Durante la noche me despertó un ruido de cristales rotos. Había luz en la cocina. Mamá estaba de rodillas, hablando sola y recogiendo trozos de cristal del suelo. Iba descalza. Al verme, se cubrió la boca con la cara interna de la muñeca, porque tenía la mano llena de vidrios, y soltó una de aquellas risas que tanto tenían de carcajada nerviosa como de llanto. Fui corriendo a buscar unas zapatillas y se las eché, pero ella negó con la cabeza y, tambaleándose, se dirigió al cubo de la basura para tirar lo que llevaba en la mano. Luego se dedicó a barrer el suelo. Cuando la escoba llegó a las zapatillas, dejó de barrer y se las puso.

Vi la botella de su medicina, medio vacía, sobre la mesa del desayuno. No había ningún vaso al lado, sólo un cigarrillo consumiéndose en un cenicero repleto de colillas y cerillas usadas. Debía de haberse roto el vaso. Mamá volvía a estar enferma. Sentí que la cara me ardía de rabia. «¿Dónde está baba? —pensé—. Tendría que estar aquí, porque cuando se encuentra en casa todo es normal, mamá nunca se pone enferma ni yo me despierto por la noche para encontrarme con que todo ha cambiado.»

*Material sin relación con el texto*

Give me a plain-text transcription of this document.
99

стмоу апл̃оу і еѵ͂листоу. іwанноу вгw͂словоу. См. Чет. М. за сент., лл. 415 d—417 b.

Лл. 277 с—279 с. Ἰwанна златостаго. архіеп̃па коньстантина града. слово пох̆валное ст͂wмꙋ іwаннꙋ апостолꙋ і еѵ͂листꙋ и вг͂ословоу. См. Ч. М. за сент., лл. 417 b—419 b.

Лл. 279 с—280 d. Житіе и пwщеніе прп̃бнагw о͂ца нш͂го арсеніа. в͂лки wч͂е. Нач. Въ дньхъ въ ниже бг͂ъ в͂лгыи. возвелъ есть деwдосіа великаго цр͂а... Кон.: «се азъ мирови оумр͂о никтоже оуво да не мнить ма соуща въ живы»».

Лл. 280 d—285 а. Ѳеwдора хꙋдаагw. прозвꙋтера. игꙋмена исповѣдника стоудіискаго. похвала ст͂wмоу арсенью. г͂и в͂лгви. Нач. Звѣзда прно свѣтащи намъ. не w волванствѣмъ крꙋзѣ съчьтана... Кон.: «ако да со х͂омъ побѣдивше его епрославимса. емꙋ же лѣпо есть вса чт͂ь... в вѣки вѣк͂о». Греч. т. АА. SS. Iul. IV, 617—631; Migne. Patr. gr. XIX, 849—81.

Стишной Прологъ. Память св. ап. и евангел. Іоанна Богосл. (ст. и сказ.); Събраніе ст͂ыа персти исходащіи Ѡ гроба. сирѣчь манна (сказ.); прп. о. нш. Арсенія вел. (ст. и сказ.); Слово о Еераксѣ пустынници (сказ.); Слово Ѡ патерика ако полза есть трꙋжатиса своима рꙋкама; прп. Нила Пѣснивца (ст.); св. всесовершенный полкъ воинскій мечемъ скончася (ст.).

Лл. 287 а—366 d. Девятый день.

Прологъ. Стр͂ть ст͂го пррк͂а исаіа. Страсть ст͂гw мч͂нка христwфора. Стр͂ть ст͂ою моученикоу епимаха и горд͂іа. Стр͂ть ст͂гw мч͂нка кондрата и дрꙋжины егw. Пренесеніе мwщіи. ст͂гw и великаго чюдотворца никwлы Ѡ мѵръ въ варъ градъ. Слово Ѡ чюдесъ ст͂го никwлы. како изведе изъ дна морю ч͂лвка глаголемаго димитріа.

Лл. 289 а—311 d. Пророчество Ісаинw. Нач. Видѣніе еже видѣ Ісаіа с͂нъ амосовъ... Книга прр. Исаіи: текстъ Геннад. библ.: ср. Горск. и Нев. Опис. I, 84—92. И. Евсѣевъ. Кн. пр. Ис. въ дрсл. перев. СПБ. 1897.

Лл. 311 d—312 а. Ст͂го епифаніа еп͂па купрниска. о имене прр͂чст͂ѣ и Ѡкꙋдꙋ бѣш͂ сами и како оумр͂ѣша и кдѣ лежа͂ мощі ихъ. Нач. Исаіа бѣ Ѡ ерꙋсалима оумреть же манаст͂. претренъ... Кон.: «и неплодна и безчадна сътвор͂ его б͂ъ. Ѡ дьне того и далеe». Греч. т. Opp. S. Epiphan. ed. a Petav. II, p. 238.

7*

Mamá se sentó, pero a continuación se levantó, sacó otro vaso y lo llenó de medicina. La cocina olía a eso, y era un olor que me daba dolor de cabeza. Me miró. Yo seguía en el umbral. Volvió a reír y preguntó:

—¿Qué? —Y desvió la mirada—. ¿Qué te pasa? ¿Por qué me miras así? ¿Es que no tienes nada mejor que hacer? —Meneó la cabeza—. No sé por qué me miras con esa cara. No he hecho nada. —Y con una seriedad exagerada, añadió—: Vuelve a la cama, es tarde.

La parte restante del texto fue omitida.